Unlike catecholamines it may take up to 30 minutes to act.
Mechanism of action
Enoximone works by preventing the degradation of cAMP and possibly cGMP in
cardiac and vascular smooth muscle. By effectively increasing cAMP within the
myocardium, it increases the slow Ca^2 +inward current during the cardiac action
potential. This produces an increase in Ca^2 +release from intracellular stores and
an increase in the Ca^2 +concentration in the vicinity of the contractile proteins, and
hence to a positive inotropic effect. By interfering with Ca^2 +flux into vascular smooth
muscle it causes vasodilatation.
Effects
Cardiovascular – enoximone has been termed an ‘inodilator’ due to its positive
inotropic and vasodilator effects on the heart and vascular system. In patients
with heart failure the cardiac output increases by about 30% while end diastolic
filling pressures decrease by about 35%. The myocardial oxygen extraction ratio
remains unchanged by virtue of a reduced ventricular wall tension and improved
coronary artery perfusion.
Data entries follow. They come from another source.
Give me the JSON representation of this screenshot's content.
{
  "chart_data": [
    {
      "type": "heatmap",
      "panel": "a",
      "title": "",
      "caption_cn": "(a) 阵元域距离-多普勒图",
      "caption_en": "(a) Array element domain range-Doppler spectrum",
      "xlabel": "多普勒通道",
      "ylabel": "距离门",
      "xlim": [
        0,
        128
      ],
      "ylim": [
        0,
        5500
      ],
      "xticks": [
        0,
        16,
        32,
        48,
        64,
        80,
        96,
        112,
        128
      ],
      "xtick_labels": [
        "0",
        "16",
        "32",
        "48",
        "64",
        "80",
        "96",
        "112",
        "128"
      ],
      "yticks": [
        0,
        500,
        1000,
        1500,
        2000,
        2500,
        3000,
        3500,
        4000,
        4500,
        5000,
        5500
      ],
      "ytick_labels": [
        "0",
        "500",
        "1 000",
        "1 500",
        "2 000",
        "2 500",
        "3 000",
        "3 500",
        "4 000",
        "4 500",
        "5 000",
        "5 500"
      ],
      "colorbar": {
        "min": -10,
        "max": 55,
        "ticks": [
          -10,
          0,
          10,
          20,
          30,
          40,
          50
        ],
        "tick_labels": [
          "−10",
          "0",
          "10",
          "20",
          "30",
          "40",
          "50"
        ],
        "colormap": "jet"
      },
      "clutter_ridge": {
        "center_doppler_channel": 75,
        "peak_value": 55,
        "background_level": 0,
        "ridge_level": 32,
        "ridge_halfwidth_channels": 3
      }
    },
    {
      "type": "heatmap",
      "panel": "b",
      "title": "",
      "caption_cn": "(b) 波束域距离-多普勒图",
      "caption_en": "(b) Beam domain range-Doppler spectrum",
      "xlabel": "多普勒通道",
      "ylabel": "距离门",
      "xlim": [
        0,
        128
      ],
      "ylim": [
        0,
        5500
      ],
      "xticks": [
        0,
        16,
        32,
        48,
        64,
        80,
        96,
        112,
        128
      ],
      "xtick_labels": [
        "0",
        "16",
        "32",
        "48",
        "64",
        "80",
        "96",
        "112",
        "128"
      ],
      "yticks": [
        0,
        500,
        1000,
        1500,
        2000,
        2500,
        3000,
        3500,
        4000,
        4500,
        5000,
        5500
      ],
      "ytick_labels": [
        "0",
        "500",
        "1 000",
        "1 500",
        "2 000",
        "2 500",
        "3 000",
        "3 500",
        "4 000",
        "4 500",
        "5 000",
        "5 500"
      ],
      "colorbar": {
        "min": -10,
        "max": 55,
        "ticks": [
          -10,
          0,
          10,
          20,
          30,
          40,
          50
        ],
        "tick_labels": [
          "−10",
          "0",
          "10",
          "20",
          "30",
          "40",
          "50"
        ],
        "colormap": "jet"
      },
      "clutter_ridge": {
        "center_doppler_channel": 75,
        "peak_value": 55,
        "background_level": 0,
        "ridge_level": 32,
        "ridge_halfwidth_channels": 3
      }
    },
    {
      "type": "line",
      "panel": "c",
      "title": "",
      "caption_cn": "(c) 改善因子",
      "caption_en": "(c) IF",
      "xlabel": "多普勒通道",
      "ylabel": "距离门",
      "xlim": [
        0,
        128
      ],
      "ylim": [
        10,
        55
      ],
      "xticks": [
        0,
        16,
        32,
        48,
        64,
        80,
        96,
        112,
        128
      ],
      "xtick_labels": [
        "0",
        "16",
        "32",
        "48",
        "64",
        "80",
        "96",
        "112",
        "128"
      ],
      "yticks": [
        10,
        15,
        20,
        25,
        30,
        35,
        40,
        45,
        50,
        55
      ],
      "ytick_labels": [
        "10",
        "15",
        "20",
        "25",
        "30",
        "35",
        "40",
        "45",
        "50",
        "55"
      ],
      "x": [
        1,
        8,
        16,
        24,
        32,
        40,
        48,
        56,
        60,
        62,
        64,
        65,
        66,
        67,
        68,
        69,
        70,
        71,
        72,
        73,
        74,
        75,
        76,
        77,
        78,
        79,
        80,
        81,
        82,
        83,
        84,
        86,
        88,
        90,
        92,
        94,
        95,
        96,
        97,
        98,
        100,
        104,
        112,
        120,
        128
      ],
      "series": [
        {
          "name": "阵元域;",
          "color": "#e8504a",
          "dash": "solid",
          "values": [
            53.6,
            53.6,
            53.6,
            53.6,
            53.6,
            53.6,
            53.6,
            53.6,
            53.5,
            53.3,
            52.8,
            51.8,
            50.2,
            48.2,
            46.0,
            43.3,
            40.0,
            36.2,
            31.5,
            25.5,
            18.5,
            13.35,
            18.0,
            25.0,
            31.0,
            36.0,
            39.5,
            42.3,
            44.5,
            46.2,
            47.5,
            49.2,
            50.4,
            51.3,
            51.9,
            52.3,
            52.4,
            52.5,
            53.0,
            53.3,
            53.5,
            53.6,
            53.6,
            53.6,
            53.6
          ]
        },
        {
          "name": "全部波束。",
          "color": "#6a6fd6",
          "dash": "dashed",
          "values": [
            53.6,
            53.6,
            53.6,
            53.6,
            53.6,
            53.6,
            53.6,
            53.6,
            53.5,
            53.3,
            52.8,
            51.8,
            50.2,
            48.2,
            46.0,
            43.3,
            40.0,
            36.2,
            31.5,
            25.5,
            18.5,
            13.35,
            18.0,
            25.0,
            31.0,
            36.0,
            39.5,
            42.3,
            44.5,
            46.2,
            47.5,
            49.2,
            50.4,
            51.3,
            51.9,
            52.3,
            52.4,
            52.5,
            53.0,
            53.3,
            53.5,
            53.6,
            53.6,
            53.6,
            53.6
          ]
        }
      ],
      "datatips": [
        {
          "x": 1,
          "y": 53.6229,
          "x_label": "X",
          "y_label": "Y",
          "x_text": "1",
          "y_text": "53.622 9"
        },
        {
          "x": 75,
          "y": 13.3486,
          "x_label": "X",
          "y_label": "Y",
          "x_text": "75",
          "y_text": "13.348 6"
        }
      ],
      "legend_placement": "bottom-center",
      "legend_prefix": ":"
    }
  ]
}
The blood pressure may remain unchanged or fall, the
heart rate remains unchanged or rises slightly and arrhythmias occur only rarely. It
shortens atrial, AV node and ventricular refractoriness. When used in patients with
ischaemic heart disease, a reduction in coronary perfusion pressure and a rise in
heart rate may outweigh the benefits of improved myocardial blood flow so that
further ischaemia ensues.
Miscellaneous – agranulocytosis has been reported.
Kinetics
While enoximone is well absorbed from the gut an extensive first-pass metabolism
renders it useless when given orally. About 70% is plasma protein bound and
metabolism occurs in the liver to a renally excreted active sulphoxide metabolite
with 10% of the activity of enoximone and a terminal half-life of 7.5 hours. Only
small amounts are excreted unchanged in the urine and by infusion enoximone has
aterminal half-life of 4.5 hours. It has a wide therapeutic ratio and the risks of toxicity
are low. The dose should be reduced in renal failure.
Milrinone
Milrinone is a bipyridine derivative and a selective phosphodiesterase III inhibitor
with similar effects to enoximone. However, it has been associated with an increased
mortality rate when administered orally to patients with severe heart failure.